К концу месяца, целая толпа мужчин и женщин были повешены за то, что обладали Уитом. Тогда же зародилась традиция четвертовать тела, и после сжигать останки над водой, повсеместно распространялись и истории о том, что обладатели Уита могли превращаться в животных, или прятать собственные души в телах своих партнеров, а после воскрешать себя из мертвых. На тот момент все это было в новинку, и мне казалось, я понимала, каким образом разрасталась эта идея. Обладать Уитом считалось позорно, и дети, в семье которых был хотя бы один родитель, обладающий Уитом, подвергались не меньшей опасности чем те, кто был заклеймен как имеющий Уит, в особенности страдали те, кто гордился своими навыками в работе с исцелением животных, а также пастухи и конюхи. Все, не только реальные обладатели Уитом, жили в страхе быть обвиненными в использовании Звериной Магии. Многие аристократы, а также торговцы и купцы бежали из Баккипа, они покидали герцогство Бакк, оставляя свои дома, а также судьбы и имена. Это было время кровавой резни, такой, какую Бакк никогда не знал.

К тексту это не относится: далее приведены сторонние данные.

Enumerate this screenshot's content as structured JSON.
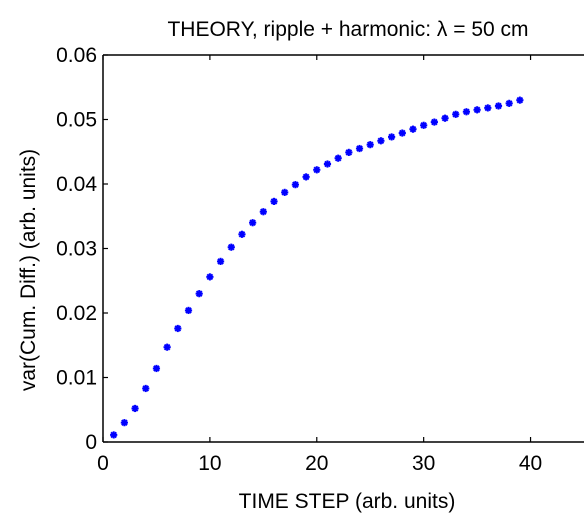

Герцог Бакка, Стретеджи Видящий, брат покойного Вирэла и отец Лорда Канни, пытался усмирить волну, ударившую в престол, но он был стар и не в лучшем здравии. Он подтвердил, что являлся законным наследником короны, но он счел неприемлемым для себя занять корону, пока король, которому он присягнул, оставался жив. Остальные герцоги и герцогини в его королевстве не были достаточно высокородными. За всем тем злом, которое обрушилось на Шесть Герцогств за последние годы, стоял Пегий принц и те обладатели Уита, которых он привел к власти. Они говорили о его отсутствии как о благословении, и впервые за многие годы даже младшая знать в открытую делилась сплетнями о том, что династия Видящих запачкала себя кровью калсидийского раба, который был звериным колдуном. То было время, как говорили они, когда венец должен был перейти к истиной чистой линии, к тому, кто смог бы поднять Видящих с тех глубин, куда они опустились. Они призывали Канни выступить вперед и взять корону, от которой отказался его отец.
Им было известно, что Король Чарджер мертв. Возможно, мой Рэдбёрд и не пел об этом, но я видела это в их жестоких глазах. Они совершенно не боялись, что король сможет заявить свои права на престол. Именно тогда, я думаю, они попытались сочинить ложь, объясняющую, почему не было найдено тело. Их трусливое убийство Чарджера выглядело иначе под воздействием лживых аристократов и менестрелей, которые заботились только о благосклонности вышестоящих, а уж никак не об истине. Но, чтобы быть правдивой по отношению к Рэдбёрду, я запишу здесь, ведь правда в том, что у меня не было доказательств тому, что им было что-либо известно, они спасали жизни тех, кто присутствовал при убийстве.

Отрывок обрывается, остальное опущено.